The Federal Housing Finance Agency (FHFA) will review the enterprise regulatory capital framework in the “near term,” officials said — after getting an earful from industry players since unveiling a new securities fee.
For now, however, the new 50 basis point fee charged on securities backed by one enterprise and later secured by the other, is here to stay. Despite the “extensive” engagement it said it had with stakeholders, the regulator said Fannie Mae and Freddie Mac will charge the fee “as scheduled.” The implementation date for the new fee was July 1.
Agency officials also reiterated its support for the uniform mortgage-backed securities market.

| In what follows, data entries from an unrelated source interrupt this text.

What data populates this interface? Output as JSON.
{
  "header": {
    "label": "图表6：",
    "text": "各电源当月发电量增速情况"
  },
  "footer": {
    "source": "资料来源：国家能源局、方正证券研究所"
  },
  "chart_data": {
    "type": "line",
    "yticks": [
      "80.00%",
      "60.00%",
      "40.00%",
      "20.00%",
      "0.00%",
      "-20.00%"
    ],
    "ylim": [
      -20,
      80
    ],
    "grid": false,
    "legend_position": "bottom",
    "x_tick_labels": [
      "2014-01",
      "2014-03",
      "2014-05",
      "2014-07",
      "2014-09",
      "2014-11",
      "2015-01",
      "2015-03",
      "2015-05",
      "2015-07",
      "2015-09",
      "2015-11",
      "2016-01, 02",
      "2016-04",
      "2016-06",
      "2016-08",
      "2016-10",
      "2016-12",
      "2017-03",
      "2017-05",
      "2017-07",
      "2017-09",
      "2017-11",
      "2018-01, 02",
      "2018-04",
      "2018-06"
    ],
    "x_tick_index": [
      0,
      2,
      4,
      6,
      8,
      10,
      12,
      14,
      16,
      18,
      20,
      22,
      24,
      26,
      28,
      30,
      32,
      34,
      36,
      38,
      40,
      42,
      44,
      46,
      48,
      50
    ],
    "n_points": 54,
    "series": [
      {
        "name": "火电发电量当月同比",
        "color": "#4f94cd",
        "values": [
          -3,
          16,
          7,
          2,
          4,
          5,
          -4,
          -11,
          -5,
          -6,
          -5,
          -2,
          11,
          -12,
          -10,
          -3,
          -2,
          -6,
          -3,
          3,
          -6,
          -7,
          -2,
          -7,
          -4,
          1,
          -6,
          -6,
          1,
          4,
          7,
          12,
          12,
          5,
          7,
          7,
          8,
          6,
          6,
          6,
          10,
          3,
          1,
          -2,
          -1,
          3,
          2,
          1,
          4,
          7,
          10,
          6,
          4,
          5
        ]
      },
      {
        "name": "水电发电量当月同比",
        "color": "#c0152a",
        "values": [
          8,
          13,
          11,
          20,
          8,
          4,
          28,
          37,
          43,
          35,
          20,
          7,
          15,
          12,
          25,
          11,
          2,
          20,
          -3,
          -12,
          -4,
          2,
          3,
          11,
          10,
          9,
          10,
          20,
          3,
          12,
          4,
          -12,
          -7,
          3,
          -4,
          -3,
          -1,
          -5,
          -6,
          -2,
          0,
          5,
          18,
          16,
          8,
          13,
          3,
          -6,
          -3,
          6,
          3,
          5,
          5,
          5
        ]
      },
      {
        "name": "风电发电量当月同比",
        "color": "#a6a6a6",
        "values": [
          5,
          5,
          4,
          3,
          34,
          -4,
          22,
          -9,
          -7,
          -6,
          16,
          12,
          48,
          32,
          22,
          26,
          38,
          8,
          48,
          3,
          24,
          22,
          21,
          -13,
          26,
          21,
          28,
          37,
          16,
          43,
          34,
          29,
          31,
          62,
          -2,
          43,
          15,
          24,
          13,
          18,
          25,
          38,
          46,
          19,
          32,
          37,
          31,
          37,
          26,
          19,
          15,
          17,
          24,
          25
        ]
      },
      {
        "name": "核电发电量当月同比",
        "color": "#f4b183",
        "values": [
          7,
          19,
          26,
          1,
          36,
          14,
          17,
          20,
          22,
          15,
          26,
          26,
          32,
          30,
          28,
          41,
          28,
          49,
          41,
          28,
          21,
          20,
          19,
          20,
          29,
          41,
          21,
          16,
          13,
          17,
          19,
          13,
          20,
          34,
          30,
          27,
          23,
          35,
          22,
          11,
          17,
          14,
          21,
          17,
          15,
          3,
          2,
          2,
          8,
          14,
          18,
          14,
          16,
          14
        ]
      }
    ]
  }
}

“FHFA remains committed to the continued strength and resilience of the [uniform mortgage-backed securities] market, given the significant improvement in liquidity and stability that UMBS has afforded the To-Be-Announced (TBA) market,” according to a Thursday night statement from the agency.
Fannie Mae and Freddie Mac representatives declined to comment. A spokesperson for Fannie Mae did not immediately respond to a request for comment.
The fee announcement prompted immediate backlash from various people in the mortgage finance industry. Some in the industry speculated the fee was meant to subsidize core mission borrowers, but the FHFA quickly dismissed that theory: The FHFA said the move implemented the 2020 enterprise regulatory capital framework, which assigned a 20% risk weight to such securities.
Industry stakeholders who opposed the fee said they appreciated the FHFA’s willingness to listen to feedback.
Still, that feedback has not slowed the timeline for implementing the fee. Sources close to mortgage backed securities investors have said both GSEs began charging the fee almost immediately — ahead of the July 1 implementation date.
Some stakeholders said the fee was antithetical to the idea of a uniform mortgage backed security, and would erode the system, which the GSEs implemented in 2019. Others called the imposition of the new fee a “money grab.”
Researchers at the Urban Institute, a progressive think tank, said the new fee would threaten the single security system for which FHFA officials have professed support. The single-security approach had paved the way for long-term reform, Urban researchers wrote, by leveling the playing field between Fannie Mae and Freddie Mac securities.
With the new fee, “investors may begin to pay more for Fannie Mae’s security, again forcing Freddie Mac to pay lenders a premium to make up for the weaker investor demand for their security,” the researchers wrote.